There are not so many temples and monasteries in Samegrelo, the main one is the Chkondidi monastery in Martvili, which became famous in the X century. Another one, known for its relics, is the Assumption Monastery in Hobi. The Cathedral of Christ the Savior in Tsalenjiha, the Cathedral of Our Lady of Blachernae, the Assumption Cathedral, the Assumption Church in the village of Kortskheli have beautiful frescoes and are a must-visit.
If you want to see museums, then you should pay attention to the house-museum of Konstantin Gamsakhurdiy, the Dadiani Palace and the Colchis Culture Museum in Poti.
In Megrelia, as in many other regions of Georgia, grapes are grown. Here, preserved by winegrowers from ancient times, such varieties as Tsitska, Ocaleshi, Tsolikauri grow. A great contribution to the development and preservation of these varieties was made by the Princes of Dadiani. The wine is aged here in clay vessels, as well as in Eastern Georgia. However, these vessels are called Churi and they have small differences with Qvevri. During the Soviet period, many varieties were exterminated, and some were on the verge of extinction. Now it is dominated by endemic grape varieties.
Samegrelo is considered the main region where winemaking originated. Here, for a long time, a special technology of growing grapes on trees was used, now replaced by gazebos.
Among all endemic varieties especially want to highlight a unique variety of Ojaleshi. They are engaged in true connoisseurs and dedicated winegrowers. Now you can easily find a bottle of this wine in a good wine store, but its price will not be low.

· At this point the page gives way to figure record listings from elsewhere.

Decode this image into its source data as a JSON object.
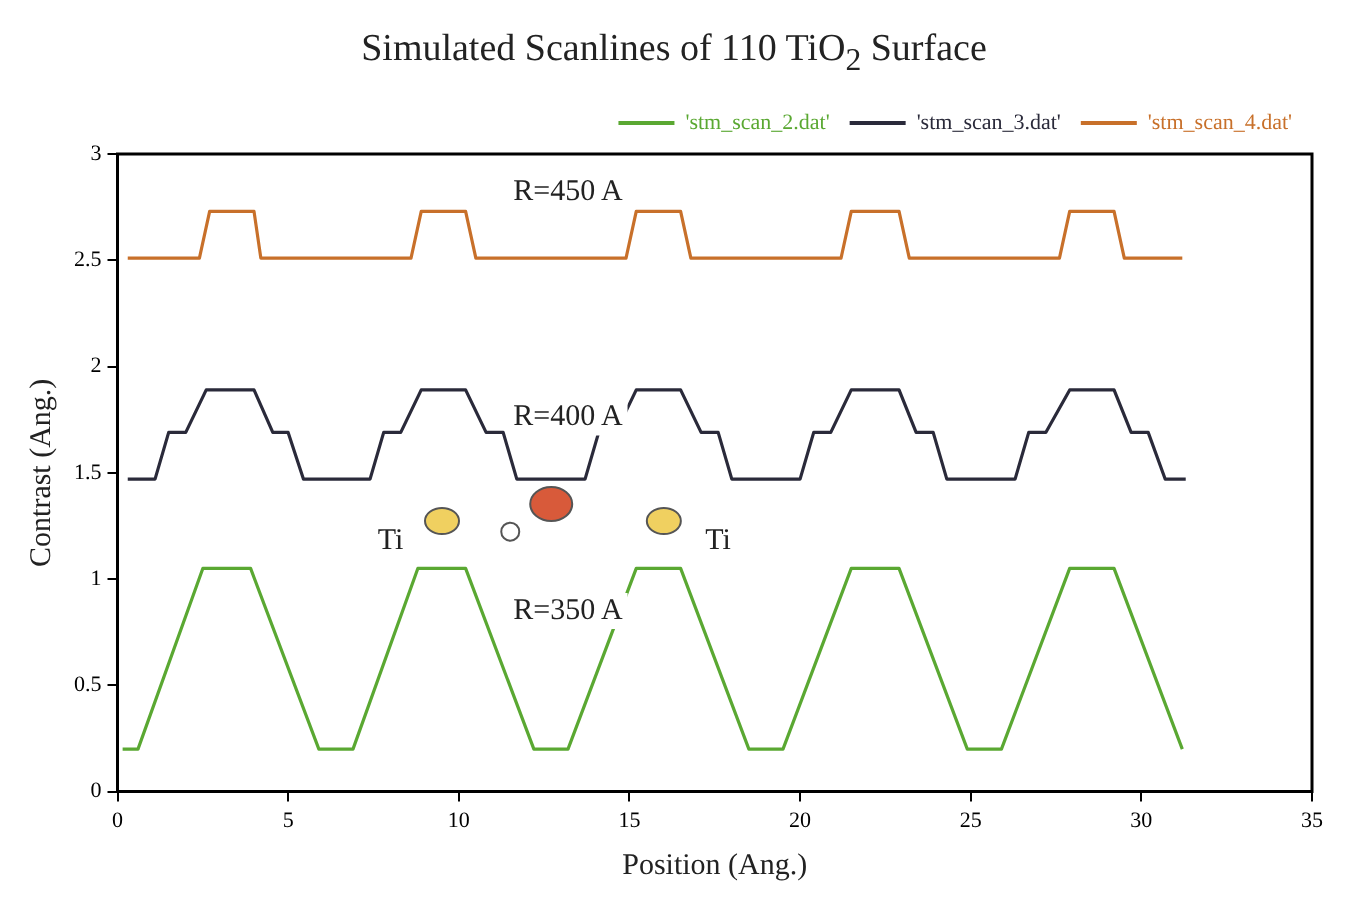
{
  "chart_data": {
    "type": "line",
    "title": "Simulated Scanlines of 110 TiO$_{2}$ Surface",
    "xlabel": "Position (Ang.)",
    "ylabel": "Contrast (Ang.)",
    "xlim": [
      0,
      35
    ],
    "xticks": [
      0,
      5,
      10,
      15,
      20,
      25,
      30,
      35
    ],
    "ylim": [
      0,
      3
    ],
    "yticks": [
      0,
      0.5,
      1,
      1.5,
      2,
      2.5,
      3
    ],
    "grid": false,
    "legend": "top right",
    "marker": "none",
    "line_style": "solid",
    "annotations": [
      "R=450 A",
      "R=400 A",
      "R=350 A",
      "Ti",
      "Ti"
    ],
    "series": [
      {
        "name": "'stm_scan_2.dat'",
        "color": "#5aa832",
        "x": [
          0.15,
          0.6,
          2.5,
          3.9,
          5.9,
          6.9,
          8.8,
          10.2,
          12.2,
          13.2,
          15.2,
          16.5,
          18.5,
          19.5,
          21.5,
          22.9,
          24.9,
          25.9,
          27.9,
          29.2,
          31.2
        ],
        "values": [
          0.2,
          0.2,
          1.05,
          1.05,
          0.2,
          0.2,
          1.05,
          1.05,
          0.2,
          0.2,
          1.05,
          1.05,
          0.2,
          0.2,
          1.05,
          1.05,
          0.2,
          0.2,
          1.05,
          1.05,
          0.2
        ]
      },
      {
        "name": "'stm_scan_3.dat'",
        "color": "#2a2a3a",
        "x": [
          0.3,
          1.1,
          1.5,
          2.0,
          2.6,
          4.0,
          4.55,
          5.0,
          5.45,
          7.4,
          7.8,
          8.3,
          8.9,
          10.2,
          10.8,
          11.3,
          11.7,
          13.7,
          14.1,
          14.6,
          15.2,
          16.5,
          17.1,
          17.6,
          18.0,
          20.0,
          20.4,
          20.9,
          21.5,
          22.9,
          23.4,
          23.9,
          24.3,
          26.3,
          26.7,
          27.2,
          27.9,
          29.2,
          29.7,
          30.2,
          30.7,
          31.3
        ],
        "values": [
          1.47,
          1.47,
          1.69,
          1.69,
          1.89,
          1.89,
          1.69,
          1.69,
          1.47,
          1.47,
          1.69,
          1.69,
          1.89,
          1.89,
          1.69,
          1.69,
          1.47,
          1.47,
          1.69,
          1.69,
          1.89,
          1.89,
          1.69,
          1.69,
          1.47,
          1.47,
          1.69,
          1.69,
          1.89,
          1.89,
          1.69,
          1.69,
          1.47,
          1.47,
          1.69,
          1.69,
          1.89,
          1.89,
          1.69,
          1.69,
          1.47,
          1.47
        ]
      },
      {
        "name": "'stm_scan_4.dat'",
        "color": "#c8702a",
        "x": [
          0.3,
          2.4,
          2.7,
          4.0,
          4.2,
          8.6,
          8.9,
          10.2,
          10.5,
          14.9,
          15.2,
          16.5,
          16.8,
          21.2,
          21.5,
          22.9,
          23.2,
          27.6,
          27.9,
          29.2,
          29.5,
          31.2
        ],
        "values": [
          2.51,
          2.51,
          2.73,
          2.73,
          2.51,
          2.51,
          2.73,
          2.73,
          2.51,
          2.51,
          2.73,
          2.73,
          2.51,
          2.51,
          2.73,
          2.73,
          2.51,
          2.51,
          2.73,
          2.73,
          2.51,
          2.51
        ]
      }
    ]
  }
}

The nature in Samegrelo is magnificent. There is much to admire here, and if you find yourself in this area, you should definitely visit the little-known mountain resort of Lebarde, the famous Martville Canyon, Lake Tobavarchhila, located in the mountains. Many tourists and visitors of the country go to Samegrelo only because of Svaneti, which is famous for its natural beauty. Another feature of the region is the opportunity to visit both the ski resort and the coastal area in one day, which especially attracts tourists. For lovers of hiking, there is a huge national park of Kolkheti.
In the south-west of Georgia is the autonomous republic of Adjara, with a total area of more than two thousand nine hundred square kilometers and a population of four hundred thousand people, half of whom live in Batumi-the capital of the region.
Sunny Adjara is a very popular tourist destination. This is a magnificent picturesque area where the mountains and the sea converge. The height of the Adjara Mountains ranges from 2 to 3.5 thousand meters above sea level.
The coastal part of Adjara boasts a warm and humid subtropical climate. At the end of spring, when there is still snow in the mountains of Adjara, the Black Sea coast is already warm. This provides a unique opportunity for a day of skiing and swimming in the sea.
But Adjara is ambivalent not only in terms of climate. The region is located at the junction of Eastern and Western cultures, Christianity and Islam. This is reflected in the incredible mix of architectural styles, folklore, everyday customs, and gastronomic traditions. Adjara is a real kaleidoscope, in which a lot of contrasting elements add up to an incredible dizzying cocktail of impressions and vivid emotions.